И Цезарь было дрогнул. Собрал сходку и сказал, что не может больше видеть, как его верные солдаты измучены голодом и безуспешными попытками взять Аварик. И предложил прекратить осаду и уйти. И что же он услышал в ответ? Нет, сказали солдаты, ни за что они не уйдут отсюда, пока не возьмут город. Если уйдут, это станет для них просто позором, и не только для них, но и для всего римского народа. Цезарь был очень тронут такой преданностью и горд, что сумел за шесть лет воспитать такую армию. В начале войны его легионеры боялись даже россказней о грозных германцах, а теперь перед ним дисциплинированные, доблестные, бесстрашные, закаленные в бесчисленных схватках солдаты, готовые ради Юлия Цезаря на любые подвиги и лишения. Он был так растроган, что подарил им Аварик. Если город будет взят, сказал он, то будет отдан им на полное разграбление.

Когда и у осажденных галлов закончились припасы, они, по приказу Верцингеторига, решили покинуть город под покровом ночи. Но женщины… ох уж эти женщины! Они подняли вой, что их хотят оставить вместе с детьми на ужасные насилия врагам, и не хотели отпускать защитников из города. Но распоряжения молодого вождя надо было исполнять. Глаза и уши дороже бабьих истерик. Тогда проклятые бабы дали знать врагам, римлянам, что их мужья затеяли бежать. Вот такое случилось, прямо скажем, предательство со стороны слабого пола.

Римлянам удалось-таки усыпить бдительность галлов, и во время проливного дождя легионеры ворвались в город. И началась резня. При этом, как свидетельствует полководец, «солдаты не дали пощады ни дряхлым старикам, ни женщинам, ни малым детям».

Из четырех тысяч осажденных восемьсот все же уцелели и благополучно прорвались к своим.
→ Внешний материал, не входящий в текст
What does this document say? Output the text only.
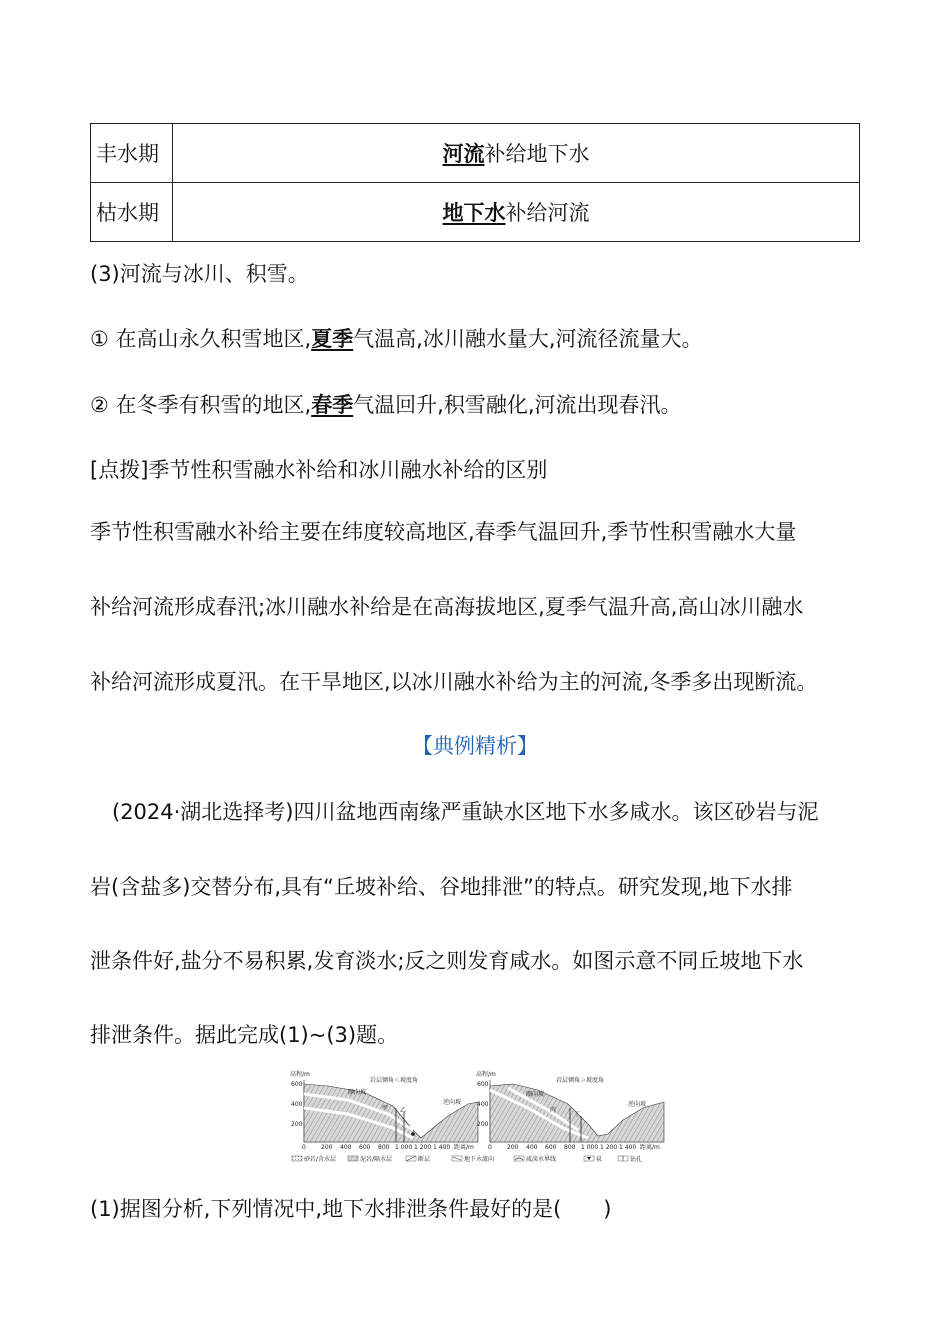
丰水期	河流补给地下水
枯水期	地下水补给河流
(3)河流与冰川、积雪。
① 在高山永久积雪地区,夏季气温高,冰川融水量大,河流径流量大。
② 在冬季有积雪的地区,春季气温回升,积雪融化,河流出现春汛。
[点拨]季节性积雪融水补给和冰川融水补给的区别
季节性积雪融水补给主要在纬度较高地区,春季气温回升,季节性积雪融水大量
补给河流形成春汛;冰川融水补给是在高海拔地区,夏季气温升高,高山冰川融水
补给河流形成夏汛。在干旱地区,以冰川融水补给为主的河流,冬季多出现断流。
【典例精析】
(2024·湖北选择考)四川盆地西南缘严重缺水区地下水多咸水。该区砂岩与泥
岩(含盐多)交替分布,具有“丘坡补给、谷地排泄”的特点。研究发现,地下水排
泄条件好,盐分不易积累,发育淡水;反之则发育咸水。如图示意不同丘坡地下水
排泄条件。据此完成(1)~(3)题。
高程/m
600
400
200
顺向坡
逆向坡
甲 乙
岩层倾角＜坡度角
0	200 400 600 800 1 000 1 200 1 400 距离/m
高程/m
600
400
200
顺向坡
逆向坡
丙
丁
岩层倾角＞坡度角
0	200 400 600 800 1 000 1 200 1 400 距离/m
砂岩/含水层	泥岩/隔水层	断层	地下水流向	咸淡水界线	泉	钻孔
(1)据图分析,下列情况中,地下水排泄条件最好的是(　　 )
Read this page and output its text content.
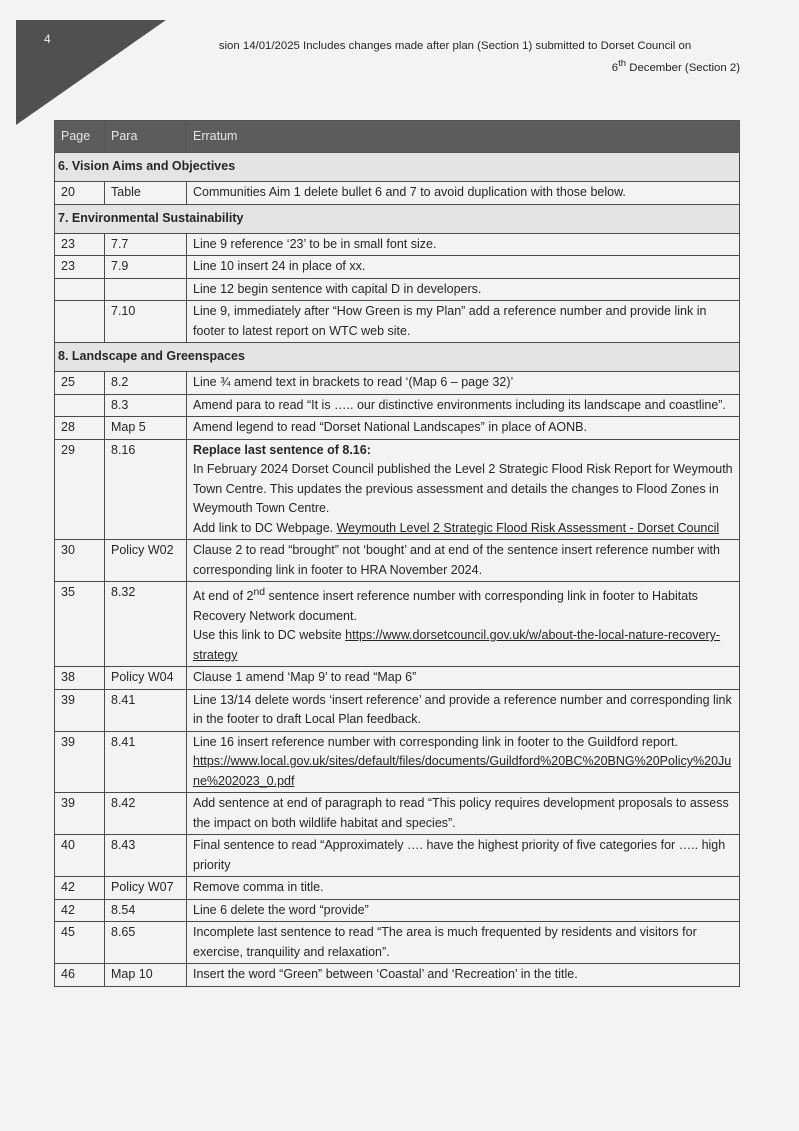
4	sion 14/01/2025 Includes changes made after plan (Section 1) submitted to Dorset Council on
6th December (Section 2)
Page	Para	Erratum
6. Vision Aims and Objectives		
20	Table	Communities Aim 1 delete bullet 6 and 7 to avoid duplication with those below.
7. Environmental Sustainability		
23	7.7	Line 9 reference ‘23’ to be in small font size.
23	7.9	Line 10 insert 24 in place of xx.
		Line 12 begin sentence with capital D in developers.
	7.10	Line 9, immediately after “How Green is my Plan” add a reference number and provide link in footer to latest report on WTC web site.
8. Landscape and Greenspaces		
25	8.2	Line ¾ amend text in brackets to read ‘(Map 6 – page 32)’
	8.3	Amend para to read “It is ….. our distinctive environments including its landscape and coastline”.
28	Map 5	Amend legend to read “Dorset National Landscapes” in place of AONB.
29	8.16	Replace last sentence of 8.16:
In February 2024 Dorset Council published the Level 2 Strategic Flood Risk Report for Weymouth Town Centre. This updates the previous assessment and details the changes to Flood Zones in Weymouth Town Centre.
Add link to DC Webpage. Weymouth Level 2 Strategic Flood Risk Assessment - Dorset Council

30	Policy W02	Clause 2 to read “brought” not ‘bought’ and at end of the sentence insert reference number with corresponding link in footer to HRA November 2024.
35	8.32	At end of 2nd sentence insert reference number with corresponding link in footer to Habitats Recovery Network document.
Use this link to DC website https://www.dorsetcouncil.gov.uk/w/about-the-local-nature-recovery-strategy

38	Policy W04	Clause 1 amend ‘Map 9’ to read “Map 6”
39	8.41	Line 13/14 delete words ‘insert reference’ and provide a reference number and corresponding link in the footer to draft Local Plan feedback.
39	8.41	Line 16 insert reference number with corresponding link in footer to the Guildford report.
https://www.local.gov.uk/sites/default/files/documents/Guildford%20BC%20BNG%20Policy%20June%202023_0.pdf

39	8.42	Add sentence at end of paragraph to read “This policy requires development proposals to assess the impact on both wildlife habitat and species”.
40	8.43	Final sentence to read “Approximately …. have the highest priority of five categories for ….. high priority
42	Policy W07	Remove comma in title.
42	8.54	Line 6 delete the word “provide”
45	8.65	Incomplete last sentence to read “The area is much frequented by residents and visitors for exercise, tranquility and relaxation”.
46	Map 10	Insert the word “Green” between ‘Coastal’ and ‘Recreation’ in the title.
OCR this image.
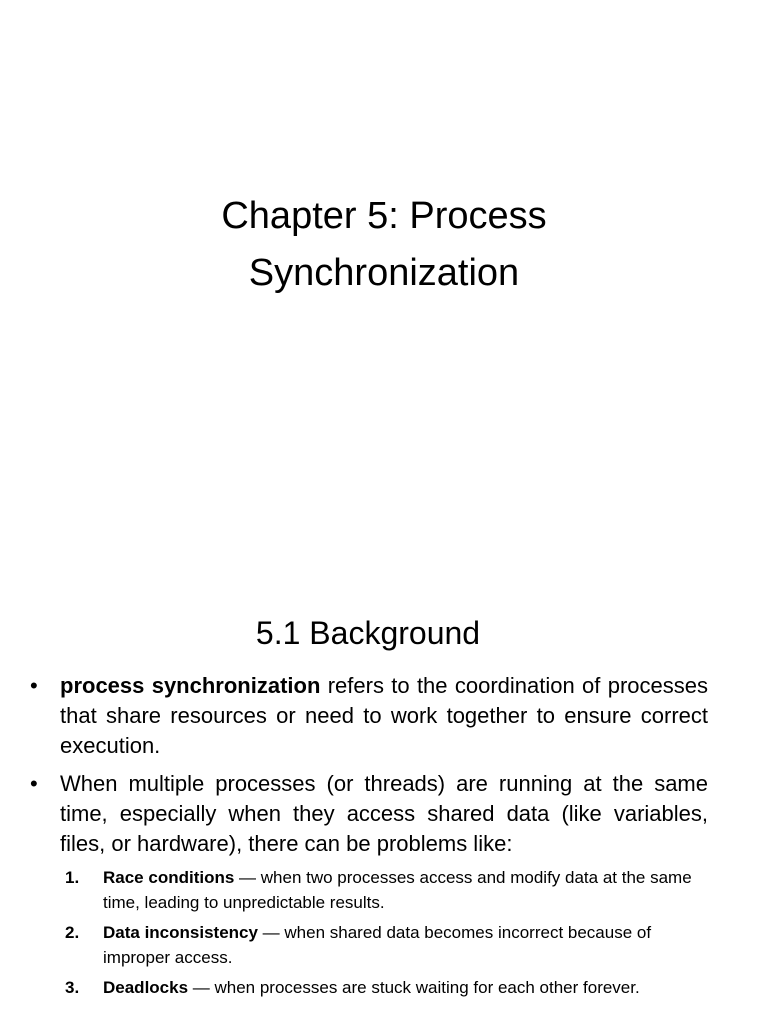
Chapter 5: Process
Synchronization
5.1 Background
•	process synchronization refers to the coordination of processes that share resources or need to work together to ensure correct execution.
•	When multiple processes (or threads) are running at the same time, especially when they access shared data (like variables, files, or hardware), there can be problems like:
1. Race conditions — when two processes access and modify data at the same time, leading to unpredictable results.
2. Data inconsistency — when shared data becomes incorrect because of improper access.
3. Deadlocks — when processes are stuck waiting for each other forever.
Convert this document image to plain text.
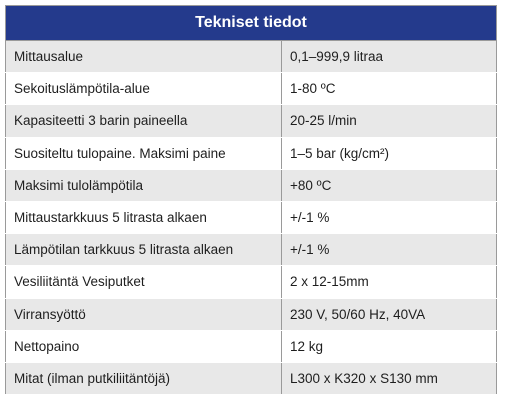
Tekniset tiedot	
Mittausalue	0,1–999,9 litraa
Sekoituslämpötila-alue	1-80 ºC
Kapasiteetti 3 barin paineella	20-25 l/min
Suositeltu tulopaine. Maksimi paine	1–5 bar (kg/cm²)
Maksimi tulolämpötila	+80 ºC
Mittaustarkkuus 5 litrasta alkaen	+/-1 %
Lämpötilan tarkkuus 5 litrasta alkaen	+/-1 %
Vesiliitäntä Vesiputket	2 x 12-15mm
Virransyöttö	230 V, 50/60 Hz, 40VA
Nettopaino	12 kg
Mitat (ilman putkiliitäntöjä)	L300 x K320 x S130 mm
Верцингеториг на другой день собрал собрание и сказал: ну вот видите? А что я вам говорил? Цезарь возьмет любую крепость, и Аварик не мог быть исключением. У римлян есть хитроумные машины, против которых мы бессильны. Мы должны воевать другим способом. Вот если бы мы сожгли Аварик, тогда враг был бы уже повержен, он не смог бы от голода даже доползти до своей Италии. Но не надо отчаиваться, утешал он воинов, наше дело правое, и, значит, победа обязательно будет за нами. При этом надо помнить, что на войне бывают ошибки и нельзя ждать каждодневных успехов. Наше спасение состоит в единстве, уверял он, и только в единстве. Если нам удастся объединить все галльские племена в один союз, то победить нас никому не удастся. И не города надо строить и защищать, как это мы делали раньше, а надо учиться у римлян строить военные лагеря. Вы посмотрите, как много они трудятся, прежде чем поселятся в своей временной крепости, откуда они могут стремительно наступать, а при нужде успешно обороняться. Ну и так далее. Присутствовавшие на собрании единогласно и с шумом одобрения встретили слова своего лидера.

Цезарь в своих «Записках» констатировал, что «в то время, как неудачи полководцев обыкновенно умаляют их авторитет, влияние Верцингеторига, наоборот, от понесенного поражения только стало со дня на день увеличиваться».

И это действительно так. К нему стали примыкать не только постоянно воюющие с римлянами племена, но и те, что считались «замиренными». Верцингеториг и тут продолжал копировать стратегию своего врага. У него были золотоносные рудники, и он покупал себе сторонников не только среди колеблющихся князьков, но и у коллаборационистов.

Для Цезаря стало просто шоком, что эдуи, представляете, эдуи, его верные и обласканные вассалы, тоже оказались предателями! Он потребовал от них десять тысяч пехоты и всю конницу для борьбы с Верцингеторигом, а они повели этих солдат его врагу! И они пришли бы к восставшим, не прояви Цезарь быстроту, когда узнал, что эдуйская пехота идет не туда, куда надо. Он, слава богу, сумел перехватить колонну, однако пора было делать выводы. Правда, с эдуями он сам был отчасти виноват: не на того поставил. На место правителя эдуев было два претендента, и надо быть ставить того, кто будет более зависимым от римлян, а он выбрал того, у кого и без Цезаря были все права на трон. Он-то и начал втравливать свой народ в новую кампанию против благодетеля.